In user space, when open a file, user program will get a file descriptor (a integer) that represent that file. User can use this descriptor to perform various operations on this file: read, write, seek, etc. As I see it, this design is quite clean in that:

  • Hide most of the details from user, for both safety and simplicity

  • Enable more high level abstraction: everything (socket, pipe..) is a file

The file descriptor is actually an index to kernel space structure that contains all the details of opened files. So at kernel side, we need to do a lot bookkeeping stuff.

What information should be kept?

It's helpful to take a look at $OS161_SRC/kern/include/vnode.h. In a nutshell, a file is represented by a struct vnode in kernel space. And most of the underlying interfaces that help us to manage files have already been provided. All we need to do is just bookkeeping. So basically, we need to record the following details about a file:

  • File name. We don't actually need this, but just in case. For example, we may want to print a file's name when debuging.
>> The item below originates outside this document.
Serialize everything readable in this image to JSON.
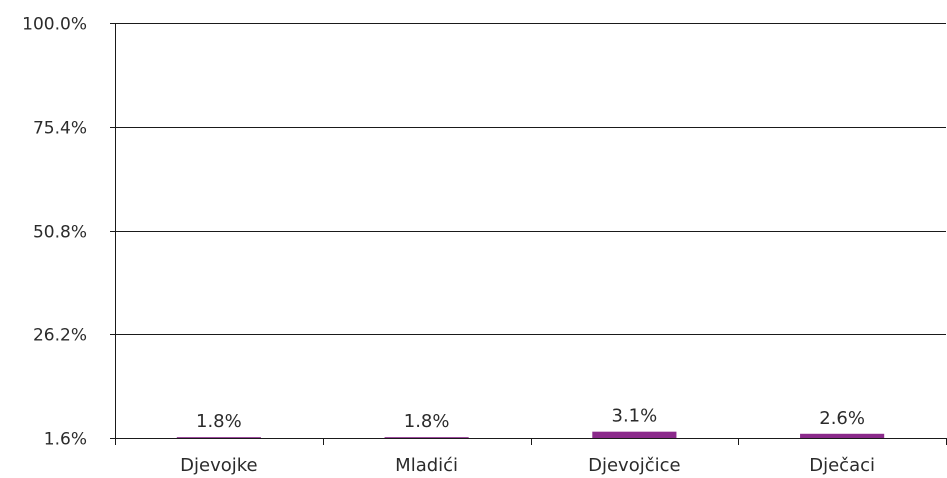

  • Open flags. We need to keep the flags passed by open so that later on we can check permissions on read or write.

  • File offset. We definitely need this.
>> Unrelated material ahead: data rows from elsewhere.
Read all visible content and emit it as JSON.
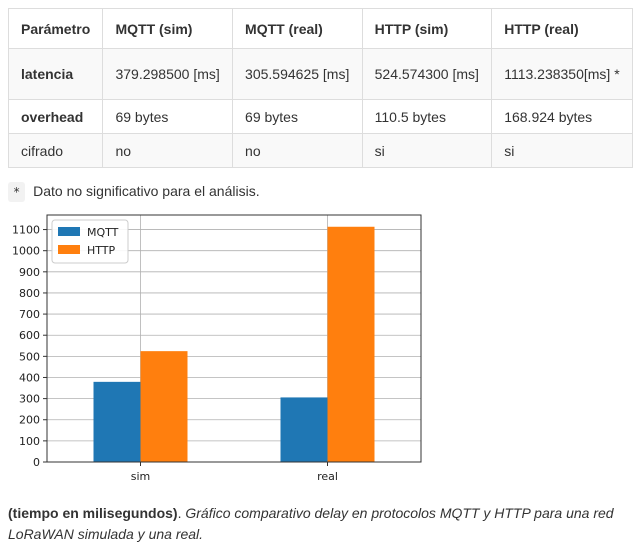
{
  "table": {
    "headers": [
      "Parámetro",
      "MQTT (sim)",
      "MQTT (real)",
      "HTTP (sim)",
      "HTTP (real)"
    ],
    "rows": [
      {
        "param": "latencia",
        "cells": [
          "379.298500 [ms]",
          "305.594625 [ms]",
          "524.574300 [ms]",
          "1113.238350[ms] *"
        ]
      },
      {
        "param": "overhead",
        "cells": [
          "69 bytes",
          "69 bytes",
          "110.5 bytes",
          "168.924 bytes"
        ]
      },
      {
        "param": "cifrado",
        "cells": [
          "no",
          "no",
          "si",
          "si"
        ]
      }
    ]
  },
  "note": {
    "marker": "*",
    "text": "Dato no significativo para el análisis."
  },
  "chart_data": {
    "type": "bar",
    "categories": [
      "sim",
      "real"
    ],
    "series": [
      {
        "name": "MQTT",
        "values": [
          379.2985,
          305.594625
        ],
        "color": "#1f77b4"
      },
      {
        "name": "HTTP",
        "values": [
          524.5743,
          1113.23835
        ],
        "color": "#ff7f0e"
      }
    ],
    "yticks": [
      0,
      100,
      200,
      300,
      400,
      500,
      600,
      700,
      800,
      900,
      1000,
      1100
    ],
    "ylim": [
      0,
      1168.9
    ],
    "grid": true,
    "legend": "top-left"
  },
  "caption": {
    "bold": "(tiempo en milisegundos)",
    "separator": ". ",
    "italic": "Gráfico comparativo delay en protocolos MQTT y HTTP para una red LoRaWAN simulada y una real."
  }
}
  • File's reference counter. Mainly for dup2 and fork system call

  • A lock to protect the access to this file descriptor. Since it's possible that two threads share the same copy of this bookkeeping data structure (e.g., after fork)

  • Actual pointer to the file's struct vnode

Why we didn't record the file's fd? Please see next section.

File descriptor Allocation

There are some common rules about file descriptor:

  • 0, 1 and 2 are special file descriptors. They are stdin, stdout and stderr respectively. (Defined in $OS161_SRC/kern/include/kern/unistd.h as STDIN_FILENO, STDOUT_FILENO and STDERR_FILENO)

  • The file descriptor returned by open should be the smallest fd available. (Not compulsory though)

  • fd space is process specific, i.e. different process may get the same file descriptor that represent different files

So, to maintain each process's opened file information, we add a new field to struct thread

/* OPEN_MAX is defined in $OS161_SRC/kern/include/limits.h */
struct fdesc* t_fdtable[OPEN_MAX];

Now you may figure out why there isn't a fd filed in struct fdesc, since its index is the fd! So when we need to allocate a file descriptor, we just need to scan the t_fdtable (from STDERR_FILENO+1, of course), find an available slot (NULL) and use it. Also, since it's a struct thread field, it's process specific.

Does the t_fdtable look familiar to you? Yes, it's very similar to our process array, only that the later is system-wise. (Confused? See my previous post on fork)

t_fdtable Management and Special Files

Whenever you add a new field to struct thread, don't forget to initialize them in thread_create and do clean up in thread_exit and/or thread_destroy. Since t_fdtable is an fixed size array, work a lot much easier: just zero the array when create, and no clean up is needed. Also, t_fdtable are supposed to be inheritable: so copy a parent's t_fdtable to child when do sys_fork.

Since parent and child thread are supposed to share the same file table, so when copy file tables, remember to increase each file's reference counter.

Console files (std in/out/err) are supposed to be opened "automatically" when a thread is created, i.e. user themselves don't need to open them.

At first glance, thread_create would be a intuitive place to initialize them. Yes, we can do that. But be noted that when the first thread is created, the console is even not bootstrapped yet, so if you open console files in thread_create, it'll fail (silently blocking...) at that time.

Update: The right way to do this is to initialize console in runprogram, because that's where the first user thread is born. And later user threads will just inherits the three file handles of console from then on.

BTW, how to open console? The path name should be "con:", flags should be: O_RDONLY for stdin, O_WRONLY for stdout and stderr; options should be 0664 (Note the zero prefix, it's a octal number).